27 Jan 2024

The passage covers the announcement of Jesus’ birth to Mary, her visit to Elizabeth and Mary’s “Magnificat” of Praise.
We see the contrast between Mary’s reaction and Zechariah’s reaction following the visits and announcements of the angel to both of them.
We see the simplicity and sincerity of Mary’s faith in the Lord – a simplicity and sincerity we might well emulate. Trust and faith in God is not dependent on age, rank, or position. Mary was not so concerned about how she could explain to Joseph or how she could face the shame of being unmarried and pregnant – she simply wondered how God will perform this miracle and make her, a virgin, mother of the Messiah. When Gabriel explains the miracle, Mary’s response immediately was, “I am the Lord’s servant” (v38).
A servant is one who does the will of his or her master and sets aside personal concerns in order to fulfil any commission given by the master, even when the task involves personal inconvenience, pain, misunderstanding from others, and even ridicule and suffering of various kinds. How do we fare when compared to Mary? Do we often query God with ‘anger’,’bitterness’, ‘fear’, and like Moses in the OT before his calling, we ask God to send somebody else, and we give all sorts of reasons why the task should not involve us, and why God should not allow us to be in such a predicament?
Mary’s response was one that commits herself fully to do God’s will, whatever the personal cost. It reminds us of one unparalleled response: the response of Jesus in the garden of Gethsemane when He said to the Father, “Not my will, but Thy will be done”. In the face of pain and suffering of the highest degree, Jesus, in His love for His Father, and in His love for mankind (including us), made the decision to go to the cross, even if means drinking “the cup of wrath”, and even if it means bearing the sins of all generations of the human race, and “being separated from the Father” with whom He has intimate eternal fellowship – none can fathom the depths of His suffering for the descendants of Adam and Eve after the Fall. In comparison, we often abandon ‘trust in God’ and ‘faith in God’ for the slightest pain (in comparison to His) in our life, and seek to respond with unbelief and self-centeredness.

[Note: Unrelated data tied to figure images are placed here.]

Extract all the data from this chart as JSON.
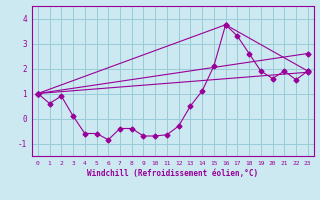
{
  "xlabel": "Windchill (Refroidissement éolien,°C)",
  "bg_color": "#cce8f0",
  "grid_color": "#99ccd8",
  "line_color": "#990099",
  "xlim": [
    -0.5,
    23.5
  ],
  "ylim": [
    -1.5,
    4.5
  ],
  "xticks": [
    0,
    1,
    2,
    3,
    4,
    5,
    6,
    7,
    8,
    9,
    10,
    11,
    12,
    13,
    14,
    15,
    16,
    17,
    18,
    19,
    20,
    21,
    22,
    23
  ],
  "yticks": [
    -1,
    0,
    1,
    2,
    3,
    4
  ],
  "line1_x": [
    0,
    1,
    2,
    3,
    4,
    5,
    6,
    7,
    8,
    9,
    10,
    11,
    12,
    13,
    14,
    15,
    16,
    17,
    18,
    19,
    20,
    21,
    22,
    23
  ],
  "line1_y": [
    1.0,
    0.6,
    0.9,
    0.1,
    -0.6,
    -0.6,
    -0.85,
    -0.4,
    -0.4,
    -0.7,
    -0.7,
    -0.65,
    -0.3,
    0.5,
    1.1,
    2.1,
    3.75,
    3.3,
    2.6,
    1.9,
    1.6,
    1.9,
    1.55,
    1.9
  ],
  "line2_x": [
    0,
    16,
    23
  ],
  "line2_y": [
    1.0,
    3.75,
    1.9
  ],
  "line3_x": [
    0,
    23
  ],
  "line3_y": [
    1.0,
    2.6
  ],
  "line4_x": [
    0,
    23
  ],
  "line4_y": [
    1.0,
    1.85
  ]
}
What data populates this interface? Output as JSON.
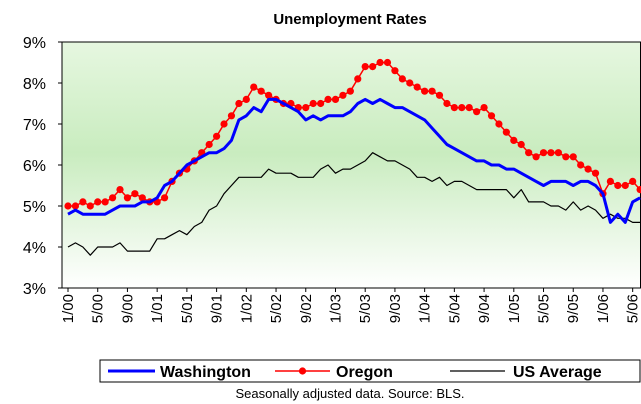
{
  "chart_data": {
    "type": "line",
    "title": "Unemployment Rates",
    "source": "Seasonally adjusted data.  Source: BLS.",
    "categories": [
      "1/00",
      null,
      null,
      null,
      "5/00",
      null,
      null,
      null,
      "9/00",
      null,
      null,
      null,
      "1/01",
      null,
      null,
      null,
      "5/01",
      null,
      null,
      null,
      "9/01",
      null,
      null,
      null,
      "1/02",
      null,
      null,
      null,
      "5/02",
      null,
      null,
      null,
      "9/02",
      null,
      null,
      null,
      "1/03",
      null,
      null,
      null,
      "5/03",
      null,
      null,
      null,
      "9/03",
      null,
      null,
      null,
      "1/04",
      null,
      null,
      null,
      "5/04",
      null,
      null,
      null,
      "9/04",
      null,
      null,
      null,
      "1/05",
      null,
      null,
      null,
      "5/05",
      null,
      null,
      null,
      "9/05",
      null,
      null,
      null,
      "1/06",
      null,
      null,
      null,
      "5/06",
      null
    ],
    "series": [
      {
        "name": "Washington",
        "color": "#0000ff",
        "values": [
          4.8,
          4.9,
          4.8,
          4.8,
          4.8,
          4.8,
          4.9,
          5.0,
          5.0,
          5.0,
          5.1,
          5.1,
          5.2,
          5.5,
          5.6,
          5.8,
          6.0,
          6.1,
          6.2,
          6.3,
          6.3,
          6.4,
          6.6,
          7.1,
          7.2,
          7.4,
          7.3,
          7.6,
          7.6,
          7.5,
          7.4,
          7.3,
          7.1,
          7.2,
          7.1,
          7.2,
          7.2,
          7.2,
          7.3,
          7.5,
          7.6,
          7.5,
          7.6,
          7.5,
          7.4,
          7.4,
          7.3,
          7.2,
          7.1,
          6.9,
          6.7,
          6.5,
          6.4,
          6.3,
          6.2,
          6.1,
          6.1,
          6.0,
          6.0,
          5.9,
          5.9,
          5.8,
          5.7,
          5.6,
          5.5,
          5.6,
          5.6,
          5.6,
          5.5,
          5.6,
          5.6,
          5.5,
          5.3,
          4.6,
          4.8,
          4.6,
          5.1,
          5.2
        ]
      },
      {
        "name": "Oregon",
        "color": "#ff0000",
        "values": [
          5.0,
          5.0,
          5.1,
          5.0,
          5.1,
          5.1,
          5.2,
          5.4,
          5.2,
          5.3,
          5.2,
          5.1,
          5.1,
          5.2,
          5.6,
          5.8,
          5.9,
          6.1,
          6.3,
          6.5,
          6.7,
          7.0,
          7.2,
          7.5,
          7.6,
          7.9,
          7.8,
          7.7,
          7.6,
          7.5,
          7.5,
          7.4,
          7.4,
          7.5,
          7.5,
          7.6,
          7.6,
          7.7,
          7.8,
          8.1,
          8.4,
          8.4,
          8.5,
          8.5,
          8.3,
          8.1,
          8.0,
          7.9,
          7.8,
          7.8,
          7.7,
          7.5,
          7.4,
          7.4,
          7.4,
          7.3,
          7.4,
          7.2,
          7.0,
          6.8,
          6.6,
          6.5,
          6.3,
          6.2,
          6.3,
          6.3,
          6.3,
          6.2,
          6.2,
          6.0,
          5.9,
          5.8,
          5.3,
          5.6,
          5.5,
          5.5,
          5.6,
          5.4
        ]
      },
      {
        "name": "US Average",
        "color": "#000000",
        "values": [
          4.0,
          4.1,
          4.0,
          3.8,
          4.0,
          4.0,
          4.0,
          4.1,
          3.9,
          3.9,
          3.9,
          3.9,
          4.2,
          4.2,
          4.3,
          4.4,
          4.3,
          4.5,
          4.6,
          4.9,
          5.0,
          5.3,
          5.5,
          5.7,
          5.7,
          5.7,
          5.7,
          5.9,
          5.8,
          5.8,
          5.8,
          5.7,
          5.7,
          5.7,
          5.9,
          6.0,
          5.8,
          5.9,
          5.9,
          6.0,
          6.1,
          6.3,
          6.2,
          6.1,
          6.1,
          6.0,
          5.9,
          5.7,
          5.7,
          5.6,
          5.7,
          5.5,
          5.6,
          5.6,
          5.5,
          5.4,
          5.4,
          5.4,
          5.4,
          5.4,
          5.2,
          5.4,
          5.1,
          5.1,
          5.1,
          5.0,
          5.0,
          4.9,
          5.1,
          4.9,
          5.0,
          4.9,
          4.7,
          4.8,
          4.7,
          4.7,
          4.6,
          4.6
        ]
      }
    ],
    "ylim": [
      3,
      9
    ],
    "yticks": [
      {
        "value": 3,
        "label": "3%"
      },
      {
        "value": 4,
        "label": "4%"
      },
      {
        "value": 5,
        "label": "5%"
      },
      {
        "value": 6,
        "label": "6%"
      },
      {
        "value": 7,
        "label": "7%"
      },
      {
        "value": 8,
        "label": "8%"
      },
      {
        "value": 9,
        "label": "9%"
      }
    ]
  }
}
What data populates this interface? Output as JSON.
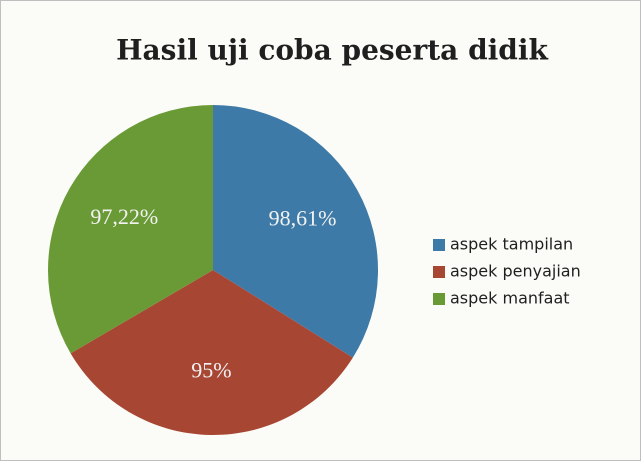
{
  "chart_data": {
    "type": "pie",
    "title": "Hasil uji coba peserta didik",
    "categories": [
      "aspek tampilan",
      "aspek penyajian",
      "aspek manfaat"
    ],
    "values": [
      98.61,
      95,
      97.22
    ],
    "value_labels": [
      "98,61%",
      "95%",
      "97,22%"
    ],
    "colors": [
      "#3d7aa8",
      "#a84634",
      "#6a9a35"
    ],
    "legend": "right"
  }
}
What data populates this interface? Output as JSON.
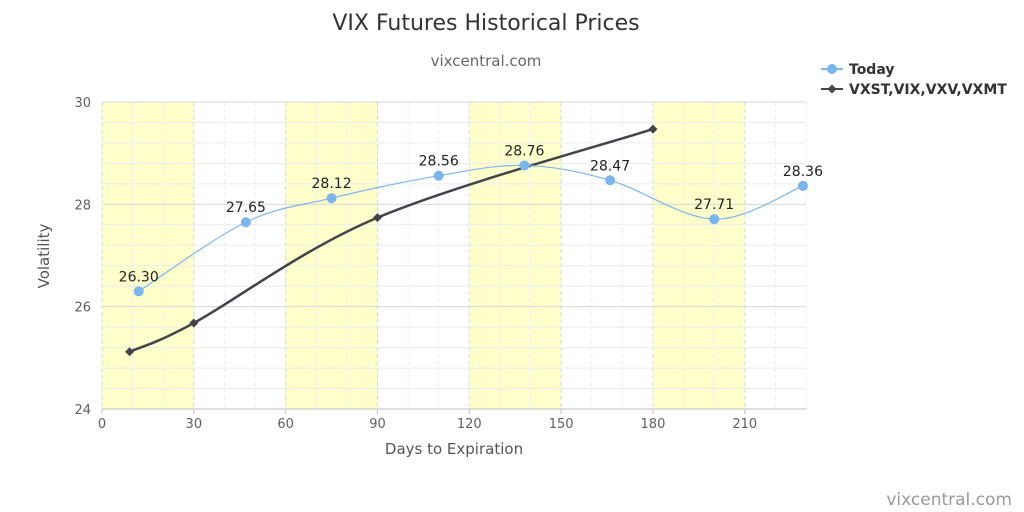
{
  "chart_data": {
    "type": "line",
    "title": "VIX Futures Historical Prices",
    "subtitle": "vixcentral.com",
    "xlabel": "Days to Expiration",
    "ylabel": "Volatility",
    "xlim": [
      0,
      230
    ],
    "ylim": [
      24,
      30
    ],
    "xticks": [
      0,
      30,
      60,
      90,
      120,
      150,
      180,
      210
    ],
    "yticks": [
      24,
      26,
      28,
      30
    ],
    "grid": true,
    "shaded_bands_x": [
      [
        0,
        30
      ],
      [
        60,
        90
      ],
      [
        120,
        150
      ],
      [
        180,
        210
      ]
    ],
    "legend_position": "top-right",
    "series": [
      {
        "name": "Today",
        "color": "#7cb5ec",
        "marker": "circle",
        "smooth": true,
        "x": [
          12,
          47,
          75,
          110,
          138,
          166,
          200,
          229
        ],
        "y": [
          26.3,
          27.65,
          28.12,
          28.56,
          28.76,
          28.47,
          27.71,
          28.36
        ],
        "labels": [
          "26.30",
          "27.65",
          "28.12",
          "28.56",
          "28.76",
          "28.47",
          "27.71",
          "28.36"
        ]
      },
      {
        "name": "VXST,VIX,VXV,VXMT",
        "color": "#434348",
        "marker": "diamond",
        "smooth": true,
        "x": [
          9,
          30,
          90,
          180
        ],
        "y": [
          25.12,
          25.68,
          27.74,
          29.47
        ]
      }
    ]
  },
  "credit": "vixcentral.com"
}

In Mary’s Magnificat (vv46-55), one of the most impressive elements of Mary’s praise is its saturation with Old Testament phrases and concepts. Even the construction of thoughts clearly echoes patterns found in the psalms and in the Old Testament Scripture (Ps.34:3;Ps. 69:30; Ps.71:19; Isa.42:13 etc.). Some have queried how a young girl, probably in her early teens at that time, could have spontaneously produced a pem of such depth and so filled with biblical allusion. We need to remember two things: the Jews in the first century remained at heart a theocratic community; it was their relationship with God that gave them their identity as a people, but also was the foundation of their hope for the future. They were truly a people of the Book, and biblical phrases and images were woven into daily speech, memorised and sung, and discussed in the synagogue every Sabbath.
The second thing is that Mary was a young woman of deep faith and spiritual insight – she was an exceptional person. On her way to visit her cousin Elizabeth, a journey of about three to four days, Mary composed these wonderful words of praise (no doubt with the enabling of the Holy Spirit).

This is a challenge to us today: if we expect to be used by God in our day, we need not be great in the eyes of the world, but we must saturate ourselves with the Scriptures until the thoughts and concepts revealed by God become an integral part of our hearts and minds too.